Uzbekistan: Joint NGO submission to the UN Human Rights Committee

©Sergio Tittarini/CC BY-NC 2.0/https://flic.kr/p/gm1eBx

This report provides information to the United Nations Human Rights Committee (UN HRC) before the examination of Uzbekistan’s fifth periodic report on the country’s implementation of the International Covenant on Civil and Political Rights (ICCPR) scheduled to take place in March 2020. It focuses on violations of Uzbekistan’s obligations under Articles 2, 6, 7, 9, 10, 12, 14, 17, 19, 21, 22 and 26 of the ICCPR.

Links to the submission and to the annex.


Since President Shavkat Mirziyoyev came to power in 2016 he and his government have taken pains to improve Uzbekistan’s image in the eyes of the international community by announcing a programme of judicial reform, improving legal safeguards against torture and releasing over two dozen political prisoners and human rights defenders.1 However, reports indicate that the reform agenda is being implemented in a top-down manner, and it currently lacks both shared understanding and ownership in the broader governmental administration as well as among citizens.

In 2017 the UN High Commissioner for Human Rights visited Uzbekistan for the first time and the same year the UN Special Rapporteur on the freedom of religion and belief was the first Special Rapporteur able to visit Uzbekistan since 2002. Since 2017 Uzbekistan has allowed representatives of international human rights NGOs such as Amnesty International, Freedom House, Human Rights Watch, IPHR and Norwegian Helsinki Committee into the country.
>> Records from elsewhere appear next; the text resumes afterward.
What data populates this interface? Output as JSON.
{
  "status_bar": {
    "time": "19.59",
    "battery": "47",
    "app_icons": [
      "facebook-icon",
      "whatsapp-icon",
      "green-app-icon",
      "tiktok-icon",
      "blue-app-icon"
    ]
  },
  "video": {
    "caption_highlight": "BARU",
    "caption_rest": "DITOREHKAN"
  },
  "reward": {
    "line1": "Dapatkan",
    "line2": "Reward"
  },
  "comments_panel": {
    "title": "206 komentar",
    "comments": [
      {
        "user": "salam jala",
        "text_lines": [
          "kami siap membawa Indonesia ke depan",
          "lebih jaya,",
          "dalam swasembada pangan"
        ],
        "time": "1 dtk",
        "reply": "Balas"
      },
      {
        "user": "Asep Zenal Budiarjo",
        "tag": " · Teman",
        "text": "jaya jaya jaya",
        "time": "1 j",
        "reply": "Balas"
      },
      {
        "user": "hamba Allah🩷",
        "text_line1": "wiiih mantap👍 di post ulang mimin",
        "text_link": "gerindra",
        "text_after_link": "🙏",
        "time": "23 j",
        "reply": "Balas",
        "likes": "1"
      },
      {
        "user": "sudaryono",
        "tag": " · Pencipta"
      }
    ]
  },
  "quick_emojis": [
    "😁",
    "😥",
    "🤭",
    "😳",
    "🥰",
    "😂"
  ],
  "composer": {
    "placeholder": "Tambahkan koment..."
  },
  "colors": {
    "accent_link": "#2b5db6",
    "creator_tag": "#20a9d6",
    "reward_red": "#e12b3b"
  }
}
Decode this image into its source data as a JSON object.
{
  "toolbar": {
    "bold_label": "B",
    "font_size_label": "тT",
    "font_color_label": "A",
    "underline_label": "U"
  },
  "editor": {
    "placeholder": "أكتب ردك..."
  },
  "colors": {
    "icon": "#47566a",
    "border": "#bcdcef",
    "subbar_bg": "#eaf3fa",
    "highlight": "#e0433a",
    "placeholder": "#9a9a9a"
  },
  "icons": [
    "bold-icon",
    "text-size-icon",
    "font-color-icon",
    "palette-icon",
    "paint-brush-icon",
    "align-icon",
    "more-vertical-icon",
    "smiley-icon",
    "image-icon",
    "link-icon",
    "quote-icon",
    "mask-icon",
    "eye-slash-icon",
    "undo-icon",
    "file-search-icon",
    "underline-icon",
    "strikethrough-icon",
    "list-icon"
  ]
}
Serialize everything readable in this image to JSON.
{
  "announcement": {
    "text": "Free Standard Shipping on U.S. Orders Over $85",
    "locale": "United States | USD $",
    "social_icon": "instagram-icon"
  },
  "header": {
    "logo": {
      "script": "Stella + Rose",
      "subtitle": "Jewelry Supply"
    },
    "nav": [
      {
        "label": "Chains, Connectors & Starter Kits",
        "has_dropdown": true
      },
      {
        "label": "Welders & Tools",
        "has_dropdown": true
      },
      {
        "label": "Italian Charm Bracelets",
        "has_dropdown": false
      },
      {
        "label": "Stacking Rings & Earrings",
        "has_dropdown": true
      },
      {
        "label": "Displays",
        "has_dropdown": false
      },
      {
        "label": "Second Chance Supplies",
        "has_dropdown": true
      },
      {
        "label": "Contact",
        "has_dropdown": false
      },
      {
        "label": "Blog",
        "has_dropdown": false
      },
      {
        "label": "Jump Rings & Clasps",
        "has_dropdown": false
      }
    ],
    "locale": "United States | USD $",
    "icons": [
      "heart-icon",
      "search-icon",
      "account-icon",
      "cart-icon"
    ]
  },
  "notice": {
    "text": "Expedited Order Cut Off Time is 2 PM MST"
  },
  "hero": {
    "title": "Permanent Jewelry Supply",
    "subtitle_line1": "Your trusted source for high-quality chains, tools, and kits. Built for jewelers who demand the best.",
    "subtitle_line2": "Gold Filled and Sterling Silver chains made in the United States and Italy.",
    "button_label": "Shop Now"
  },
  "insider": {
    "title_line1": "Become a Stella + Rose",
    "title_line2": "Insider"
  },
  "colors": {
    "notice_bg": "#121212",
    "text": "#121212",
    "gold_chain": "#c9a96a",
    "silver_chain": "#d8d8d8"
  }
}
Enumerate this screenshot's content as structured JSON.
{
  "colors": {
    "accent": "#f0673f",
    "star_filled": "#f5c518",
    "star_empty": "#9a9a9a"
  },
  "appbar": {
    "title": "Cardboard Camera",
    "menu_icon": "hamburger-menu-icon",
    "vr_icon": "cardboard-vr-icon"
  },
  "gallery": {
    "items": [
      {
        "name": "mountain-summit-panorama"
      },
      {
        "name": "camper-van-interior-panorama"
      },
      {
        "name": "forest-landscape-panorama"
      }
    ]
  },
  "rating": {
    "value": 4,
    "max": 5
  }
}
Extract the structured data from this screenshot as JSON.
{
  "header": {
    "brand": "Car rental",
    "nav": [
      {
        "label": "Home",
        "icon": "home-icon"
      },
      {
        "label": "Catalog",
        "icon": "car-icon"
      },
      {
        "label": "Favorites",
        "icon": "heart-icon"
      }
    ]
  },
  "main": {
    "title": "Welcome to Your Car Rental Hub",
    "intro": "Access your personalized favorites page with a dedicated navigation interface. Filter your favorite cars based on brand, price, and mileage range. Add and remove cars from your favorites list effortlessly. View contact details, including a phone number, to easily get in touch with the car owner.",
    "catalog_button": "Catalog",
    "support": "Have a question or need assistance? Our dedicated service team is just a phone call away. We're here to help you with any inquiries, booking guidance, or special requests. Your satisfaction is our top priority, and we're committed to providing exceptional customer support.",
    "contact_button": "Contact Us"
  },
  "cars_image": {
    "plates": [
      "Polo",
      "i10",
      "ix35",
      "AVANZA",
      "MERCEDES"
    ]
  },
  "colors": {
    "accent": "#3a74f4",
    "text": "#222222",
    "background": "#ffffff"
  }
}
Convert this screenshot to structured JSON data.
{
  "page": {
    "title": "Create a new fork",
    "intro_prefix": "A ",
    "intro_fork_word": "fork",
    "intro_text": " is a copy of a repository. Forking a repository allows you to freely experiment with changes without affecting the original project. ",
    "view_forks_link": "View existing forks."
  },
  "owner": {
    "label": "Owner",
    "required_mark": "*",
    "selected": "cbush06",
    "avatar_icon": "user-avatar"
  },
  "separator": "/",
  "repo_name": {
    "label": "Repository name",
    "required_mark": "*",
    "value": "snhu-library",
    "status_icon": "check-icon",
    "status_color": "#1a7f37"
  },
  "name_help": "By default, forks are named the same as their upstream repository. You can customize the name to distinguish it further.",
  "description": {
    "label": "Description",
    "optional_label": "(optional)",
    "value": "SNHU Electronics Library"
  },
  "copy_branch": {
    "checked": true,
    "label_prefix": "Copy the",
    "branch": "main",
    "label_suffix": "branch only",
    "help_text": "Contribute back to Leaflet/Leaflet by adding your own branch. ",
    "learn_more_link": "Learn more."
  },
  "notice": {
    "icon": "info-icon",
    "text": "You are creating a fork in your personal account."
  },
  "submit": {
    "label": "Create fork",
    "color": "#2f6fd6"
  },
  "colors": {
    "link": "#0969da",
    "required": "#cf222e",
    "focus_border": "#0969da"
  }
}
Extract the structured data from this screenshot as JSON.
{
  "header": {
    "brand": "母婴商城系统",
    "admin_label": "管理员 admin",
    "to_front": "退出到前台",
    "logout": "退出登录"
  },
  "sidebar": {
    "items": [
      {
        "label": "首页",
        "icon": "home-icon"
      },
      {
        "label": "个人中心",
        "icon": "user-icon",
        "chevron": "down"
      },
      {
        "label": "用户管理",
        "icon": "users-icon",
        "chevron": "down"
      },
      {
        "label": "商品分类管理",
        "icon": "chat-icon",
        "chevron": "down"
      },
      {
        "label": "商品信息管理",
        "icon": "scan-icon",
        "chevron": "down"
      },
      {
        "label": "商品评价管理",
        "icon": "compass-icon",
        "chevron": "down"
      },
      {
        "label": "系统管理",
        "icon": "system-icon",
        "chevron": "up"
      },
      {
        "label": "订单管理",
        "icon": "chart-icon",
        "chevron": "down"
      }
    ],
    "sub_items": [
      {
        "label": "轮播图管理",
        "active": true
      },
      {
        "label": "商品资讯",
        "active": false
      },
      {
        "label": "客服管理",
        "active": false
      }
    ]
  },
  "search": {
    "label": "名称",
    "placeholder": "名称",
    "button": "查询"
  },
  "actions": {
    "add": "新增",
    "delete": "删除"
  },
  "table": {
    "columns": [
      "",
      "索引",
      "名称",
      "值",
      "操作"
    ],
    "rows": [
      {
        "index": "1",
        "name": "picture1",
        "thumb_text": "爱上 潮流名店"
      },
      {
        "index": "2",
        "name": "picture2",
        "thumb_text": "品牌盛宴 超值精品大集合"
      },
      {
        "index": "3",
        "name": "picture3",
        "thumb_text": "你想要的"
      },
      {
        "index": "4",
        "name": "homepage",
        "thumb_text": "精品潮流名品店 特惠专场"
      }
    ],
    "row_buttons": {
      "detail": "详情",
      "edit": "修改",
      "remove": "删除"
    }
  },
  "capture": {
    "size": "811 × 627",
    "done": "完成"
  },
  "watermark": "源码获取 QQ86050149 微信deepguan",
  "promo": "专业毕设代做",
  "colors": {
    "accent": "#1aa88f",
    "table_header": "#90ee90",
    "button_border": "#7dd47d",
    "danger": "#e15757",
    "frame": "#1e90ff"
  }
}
However, cause for concern remains in relation to several key areas: judicial independence continues to be routinely undermined by the executive branch of power; President Mirziyoyev’s government continues to refute credible reports of torture and ill-treatment; past abuses have not been addressed; local human rights defenders, independent journalists and bloggers and others who voice criticism of the government continue to be at risk of reprisals; and consensual homosexual adult sex is an offence in Uzbekistan’s Criminal Code

At least four critics and activists remain behind bars after being convicted in unfair trials2, and although many people perceived to be Islamic fundamentalists were released from detention in 2016, thousands more continue serving prison terms which were handed down in unfair trials marred by allegations of torture at the hands of the State Security Services (Russian acronym – SNB or SGB).